AI is cross-cutting by nature. It requires the involvement of designers, implementers (beneficiaries/end-users, grass-root organizations, national entities, international organizations…), funders and donors, and legal professionals.

From a talent management perspective, this inter-disciplinarity could be maximized by a diversity policy aimed at gathering a pool of diverse talents coming from different backgrounds, socio-economic groups, sectors, and regions, and therefore reflecting a variety of understanding and opinions.


From a process design perspective, AI’s applications for Good are also the opportunity to generate out-of-the-box ideas and solutions through, and thanks to, a collaborative process.


Considering the tremendous impact that most of today’s AI solutions have on people and society, it would be detrimental to build solutions in isolation from the people and social circumstances that make them necessary in the first place.

Collaboration among varied talents enables us to bridge gaps in understanding between different mindsets and unite people and values. It therefore helps to share knowledge and to seed core concepts and principles within other professions e.g. human rights and ethical concerns within an ecosystem of engineers or data collection processes within a legal ecosystem.


Collaborative AI means harnessing crowd wisdom, diversity, and inclusion united in a single project community. Solutions that emerge from such collaborations share common values, beliefs, and often a bigger vision that serves the long-term interests of those communities.


It all sounds good in theory, but is it possible in practice.


Building an Ethical and Inclusive AI: an illustration of a bottom-up collaboration.


There are various forms of organizational structures (accelerators, advisors, labs) that have been chosen to promote crowd wisdom, diversity, and inclusion from the ideation to the scaling-up phases, combining both bottom-up and top-down approaches to promote talents.


The Omdena platform has chosen to create a bottom-up collaboration. To date, over 900 data scientists, data engineers, and domain experts from 79 countries have taken part in Omdena projects. Omdena uses the following three steps to execute projects.


Step 1. Involve different groups from the middle of the talent pyramid with a focus on women.


Most technology companies focus on hiring people at the top of the talent pyramid, where there are fewer women. Many talented women are hidden in the middle of the pyramid, educating themselves through online courses, though lack opportunities and encouragement.


Step 2. Build a communal and collaborative bottom-up team with different stakeholders


Next, form inclusive and gender-balanced project communities with different stakeholders that collaborate to build AI products based on common values, beliefs, and often a bigger vision.

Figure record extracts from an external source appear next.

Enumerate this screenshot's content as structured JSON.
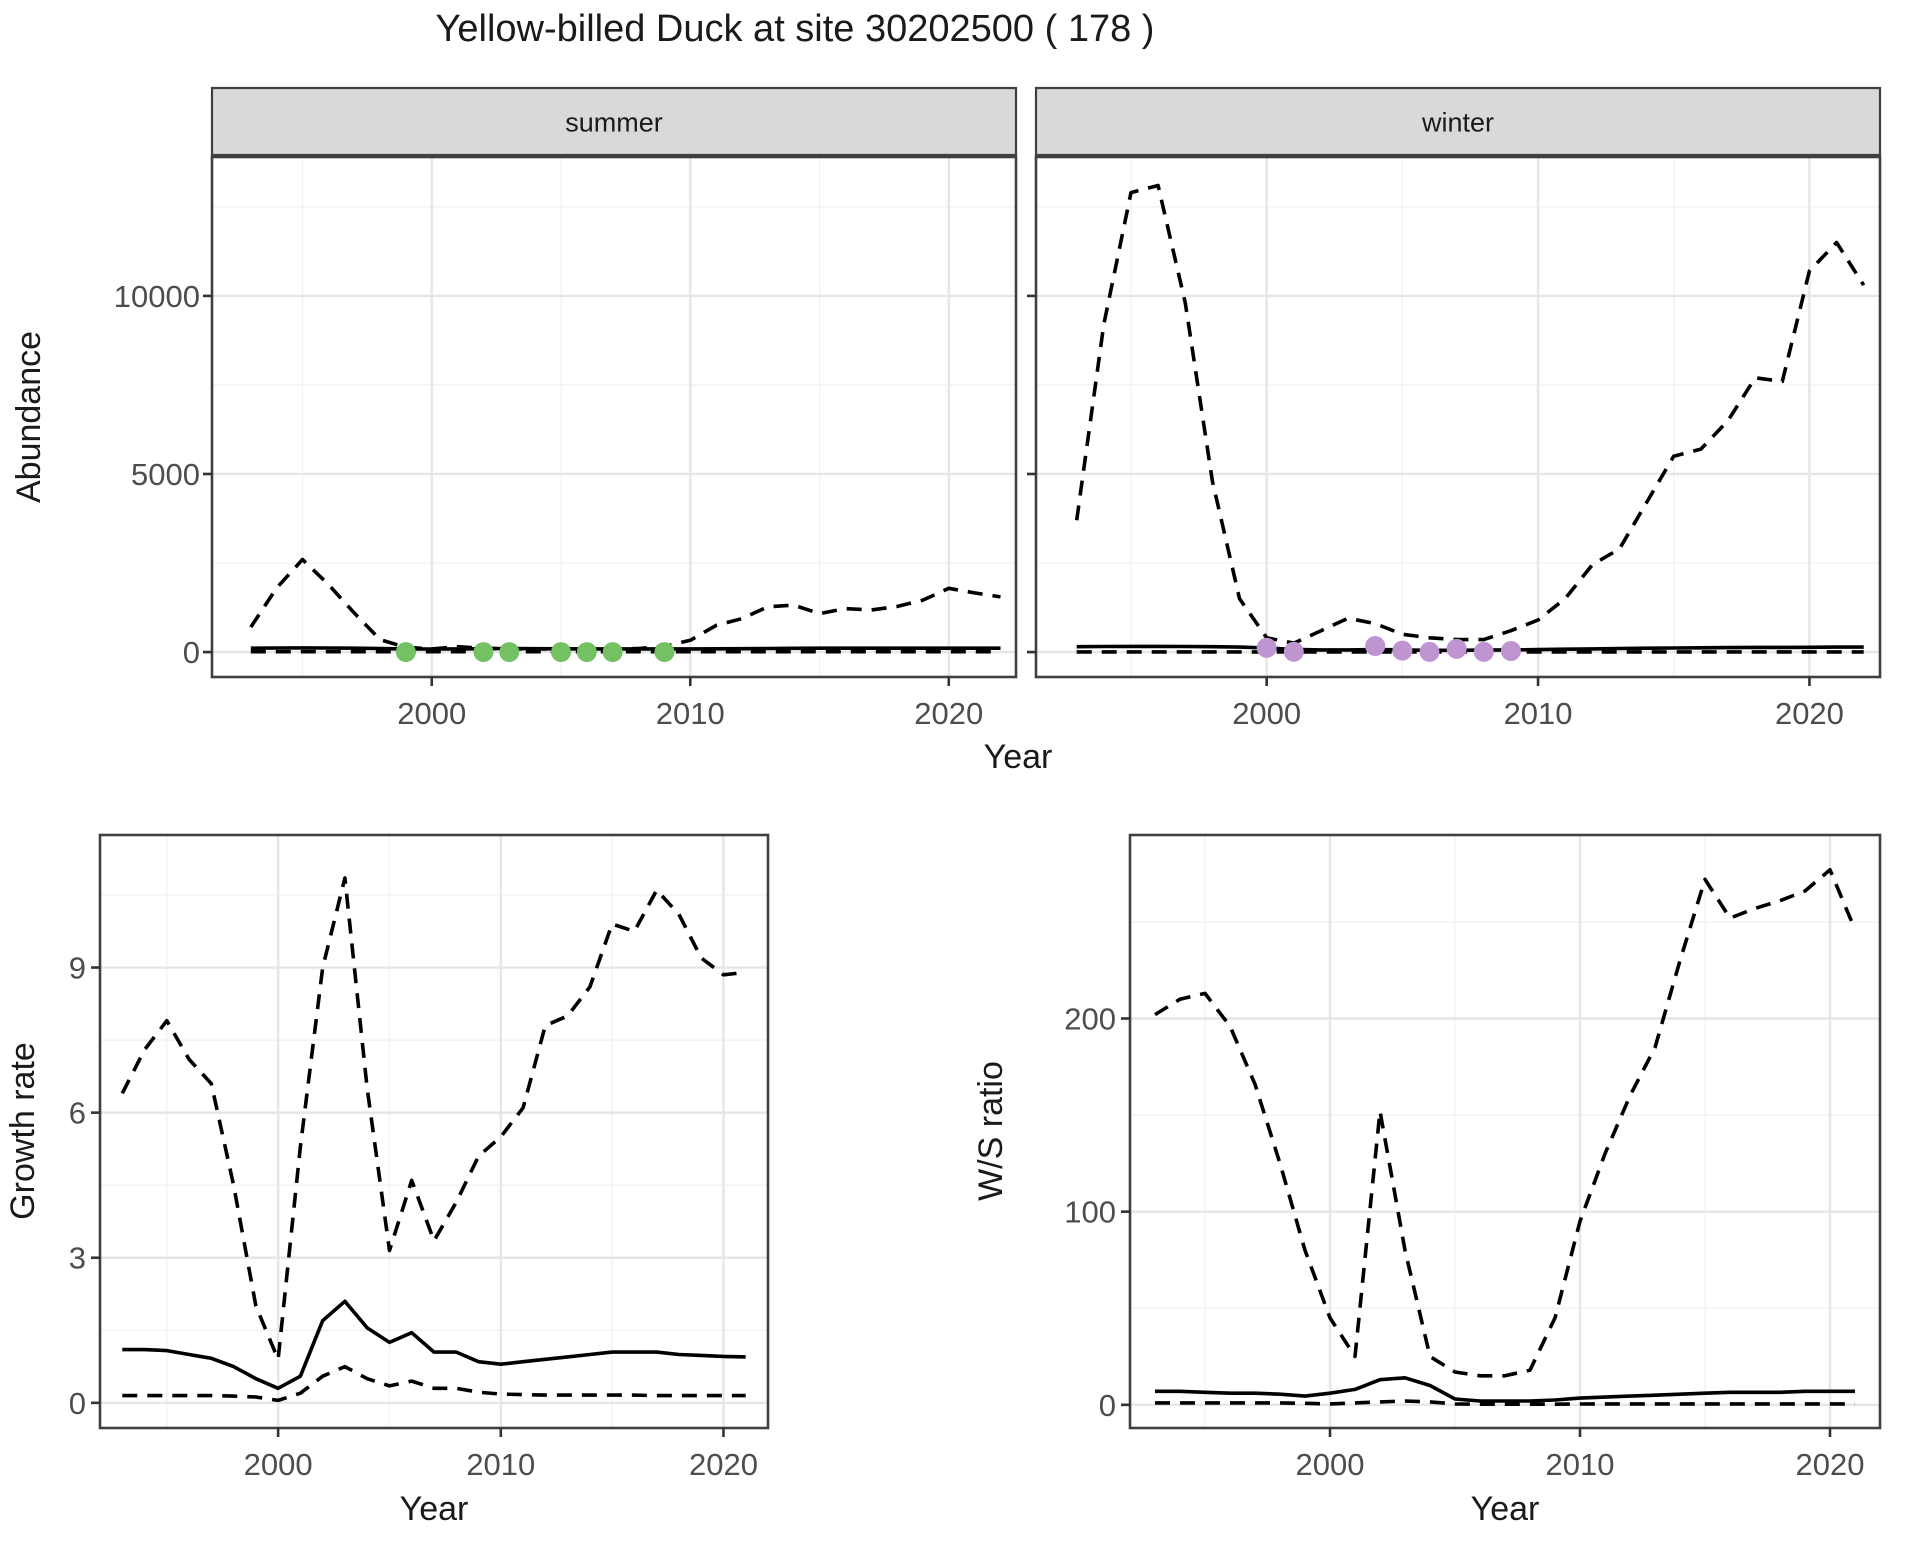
{
  "title": "Yellow-billed Duck at site 30202500 ( 178 )",
  "colors": {
    "line": "#000000",
    "summer_point": "#74c164",
    "winter_point": "#be95d1",
    "strip_fill": "#d9d9d9",
    "strip_border": "#404040",
    "panel_border": "#404040",
    "grid_major": "#e6e6e6",
    "grid_minor": "#f1f1f1",
    "tick": "#333333",
    "tick_label": "#4d4d4d",
    "text": "#1a1a1a"
  },
  "chart_data": [
    {
      "id": "abundance_summer",
      "type": "line",
      "facet_label": "summer",
      "xlabel": "Year",
      "ylabel": "Abundance",
      "x": [
        1993,
        1994,
        1995,
        1996,
        1997,
        1998,
        1999,
        2000,
        2001,
        2002,
        2003,
        2004,
        2005,
        2006,
        2007,
        2008,
        2009,
        2010,
        2011,
        2012,
        2013,
        2014,
        2015,
        2016,
        2017,
        2018,
        2019,
        2020,
        2021,
        2022
      ],
      "series": [
        {
          "name": "upper_ci",
          "style": "dashed",
          "values": [
            700,
            1800,
            2600,
            1900,
            1100,
            350,
            130,
            90,
            150,
            110,
            90,
            85,
            85,
            85,
            85,
            100,
            160,
            330,
            750,
            940,
            1270,
            1320,
            1080,
            1220,
            1180,
            1280,
            1460,
            1790,
            1660,
            1550
          ]
        },
        {
          "name": "lower_ci",
          "style": "dashed",
          "values": [
            10,
            10,
            10,
            10,
            10,
            10,
            10,
            10,
            10,
            10,
            10,
            10,
            10,
            10,
            10,
            10,
            10,
            10,
            10,
            10,
            10,
            10,
            10,
            10,
            10,
            10,
            10,
            10,
            10,
            10
          ]
        },
        {
          "name": "estimate",
          "style": "solid",
          "values": [
            110,
            115,
            118,
            115,
            110,
            100,
            90,
            85,
            90,
            95,
            100,
            95,
            92,
            90,
            90,
            90,
            88,
            88,
            92,
            95,
            100,
            105,
            108,
            110,
            110,
            110,
            110,
            110,
            110,
            110
          ]
        }
      ],
      "points": {
        "name": "summer_counts",
        "color_key": "summer_point",
        "x": [
          1999,
          2002,
          2003,
          2005,
          2006,
          2007,
          2009
        ],
        "y": [
          0,
          0,
          0,
          0,
          0,
          0,
          0
        ]
      },
      "xticks": [
        2000,
        2010,
        2020
      ],
      "yticks": [
        0,
        5000,
        10000
      ],
      "x_minor": [
        1995,
        2005,
        2015
      ],
      "y_minor": [
        2500,
        7500,
        12500
      ],
      "xlim": [
        1991.5,
        2022.6
      ],
      "ylim": [
        -700,
        13900
      ]
    },
    {
      "id": "abundance_winter",
      "type": "line",
      "facet_label": "winter",
      "xlabel": "Year",
      "ylabel": "Abundance",
      "x": [
        1993,
        1994,
        1995,
        1996,
        1997,
        1998,
        1999,
        2000,
        2001,
        2002,
        2003,
        2004,
        2005,
        2006,
        2007,
        2008,
        2009,
        2010,
        2011,
        2012,
        2013,
        2014,
        2015,
        2016,
        2017,
        2018,
        2019,
        2020,
        2021,
        2022
      ],
      "series": [
        {
          "name": "upper_ci",
          "style": "dashed",
          "values": [
            3700,
            9200,
            12900,
            13100,
            9800,
            4800,
            1500,
            400,
            250,
            600,
            950,
            800,
            500,
            400,
            350,
            350,
            600,
            900,
            1500,
            2450,
            2900,
            4200,
            5500,
            5700,
            6500,
            7700,
            7600,
            10700,
            11500,
            10300
          ]
        },
        {
          "name": "lower_ci",
          "style": "dashed",
          "values": [
            5,
            5,
            5,
            5,
            5,
            5,
            5,
            5,
            5,
            5,
            5,
            5,
            5,
            5,
            5,
            5,
            5,
            5,
            5,
            5,
            5,
            5,
            5,
            5,
            5,
            5,
            5,
            5,
            5,
            5
          ]
        },
        {
          "name": "estimate",
          "style": "solid",
          "values": [
            150,
            155,
            160,
            160,
            155,
            150,
            140,
            115,
            75,
            60,
            60,
            70,
            60,
            50,
            50,
            55,
            60,
            70,
            80,
            90,
            100,
            110,
            115,
            120,
            125,
            130,
            130,
            135,
            140,
            140
          ]
        }
      ],
      "points": {
        "name": "winter_counts",
        "color_key": "winter_point",
        "x": [
          2000,
          2001,
          2004,
          2005,
          2006,
          2007,
          2008,
          2009
        ],
        "y": [
          120,
          10,
          170,
          40,
          5,
          90,
          5,
          30
        ]
      },
      "xticks": [
        2000,
        2010,
        2020
      ],
      "yticks": [
        0,
        5000,
        10000
      ],
      "x_minor": [
        1995,
        2005,
        2015
      ],
      "y_minor": [
        2500,
        7500,
        12500
      ],
      "xlim": [
        1991.5,
        2022.6
      ],
      "ylim": [
        -700,
        13900
      ]
    },
    {
      "id": "growth_rate",
      "type": "line",
      "facet_label": "",
      "xlabel": "Year",
      "ylabel": "Growth rate",
      "x": [
        1993,
        1994,
        1995,
        1996,
        1997,
        1998,
        1999,
        2000,
        2001,
        2002,
        2003,
        2004,
        2005,
        2006,
        2007,
        2008,
        2009,
        2010,
        2011,
        2012,
        2013,
        2014,
        2015,
        2016,
        2017,
        2018,
        2019,
        2020,
        2021
      ],
      "series": [
        {
          "name": "upper_ci",
          "style": "dashed",
          "values": [
            6.4,
            7.3,
            7.9,
            7.1,
            6.6,
            4.5,
            2.0,
            0.9,
            5.3,
            9.0,
            10.85,
            6.5,
            3.15,
            4.6,
            3.35,
            4.15,
            5.1,
            5.5,
            6.1,
            7.8,
            8.0,
            8.6,
            9.9,
            9.75,
            10.6,
            10.1,
            9.2,
            8.85,
            8.9
          ]
        },
        {
          "name": "lower_ci",
          "style": "dashed",
          "values": [
            0.15,
            0.15,
            0.15,
            0.15,
            0.15,
            0.14,
            0.12,
            0.05,
            0.2,
            0.55,
            0.75,
            0.5,
            0.35,
            0.45,
            0.3,
            0.3,
            0.22,
            0.18,
            0.17,
            0.16,
            0.16,
            0.16,
            0.16,
            0.16,
            0.15,
            0.15,
            0.15,
            0.15,
            0.15
          ]
        },
        {
          "name": "estimate",
          "style": "solid",
          "values": [
            1.1,
            1.1,
            1.08,
            1.0,
            0.92,
            0.75,
            0.5,
            0.3,
            0.55,
            1.7,
            2.1,
            1.55,
            1.25,
            1.45,
            1.05,
            1.05,
            0.85,
            0.8,
            0.85,
            0.9,
            0.95,
            1.0,
            1.05,
            1.05,
            1.05,
            1.0,
            0.98,
            0.96,
            0.95
          ]
        }
      ],
      "points": null,
      "xticks": [
        2000,
        2010,
        2020
      ],
      "yticks": [
        0,
        3,
        6,
        9
      ],
      "x_minor": [
        1995,
        2005,
        2015
      ],
      "y_minor": [
        1.5,
        4.5,
        7.5,
        10.5
      ],
      "xlim": [
        1992.0,
        2022.0
      ],
      "ylim": [
        -0.52,
        11.74
      ]
    },
    {
      "id": "ws_ratio",
      "type": "line",
      "facet_label": "",
      "xlabel": "Year",
      "ylabel": "W/S ratio",
      "x": [
        1993,
        1994,
        1995,
        1996,
        1997,
        1998,
        1999,
        2000,
        2001,
        2002,
        2003,
        2004,
        2005,
        2006,
        2007,
        2008,
        2009,
        2010,
        2011,
        2012,
        2013,
        2014,
        2015,
        2016,
        2017,
        2018,
        2019,
        2020,
        2021
      ],
      "series": [
        {
          "name": "upper_ci",
          "style": "dashed",
          "values": [
            202,
            210,
            213,
            196,
            166,
            125,
            80,
            45,
            25,
            152,
            80,
            25,
            17,
            15,
            15,
            18,
            45,
            95,
            130,
            160,
            185,
            230,
            272,
            252,
            257,
            261,
            266,
            277,
            246
          ]
        },
        {
          "name": "lower_ci",
          "style": "dashed",
          "values": [
            1,
            1,
            1,
            1,
            1,
            1,
            0.8,
            0.5,
            1,
            1.5,
            2,
            1.5,
            0.5,
            0.3,
            0.3,
            0.3,
            0.3,
            0.4,
            0.5,
            0.5,
            0.5,
            0.5,
            0.5,
            0.5,
            0.5,
            0.5,
            0.5,
            0.5,
            0.5
          ]
        },
        {
          "name": "estimate",
          "style": "solid",
          "values": [
            7,
            7,
            6.5,
            6,
            6,
            5.5,
            4.5,
            6,
            8,
            13,
            14,
            10,
            3,
            2,
            2,
            2,
            2.5,
            3.5,
            4,
            4.5,
            5,
            5.5,
            6,
            6.5,
            6.5,
            6.5,
            7,
            7,
            7
          ]
        }
      ],
      "points": null,
      "xticks": [
        2000,
        2010,
        2020
      ],
      "yticks": [
        0,
        100,
        200
      ],
      "x_minor": [
        1995,
        2005,
        2015
      ],
      "y_minor": [
        50,
        150,
        250
      ],
      "xlim": [
        1992.0,
        2022.0
      ],
      "ylim": [
        -12,
        295
      ]
    }
  ],
  "axis_titles": {
    "top_x": "Year",
    "top_y": "Abundance",
    "growth_x": "Year",
    "growth_y": "Growth rate",
    "ratio_x": "Year",
    "ratio_y": "W/S ratio"
  }
}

Step 3. Create a self-organized structure for collaboration

The right organizational structures and practices empower all stakeholders by connecting intrinsic and extrinsic motivations (which are not related to money) and create an incentive structure where collaborative leadership is fostered by leaders. This organizational structure decreases the need to control people and provides opportunities to learn and grow together. Collaborators self-organize themselves and end up creating a self-organized learning environment (SOLE).



This article was co-authored with Rudradeb Mitra from OMDENA who explain a possible business model to promote ethical A.I.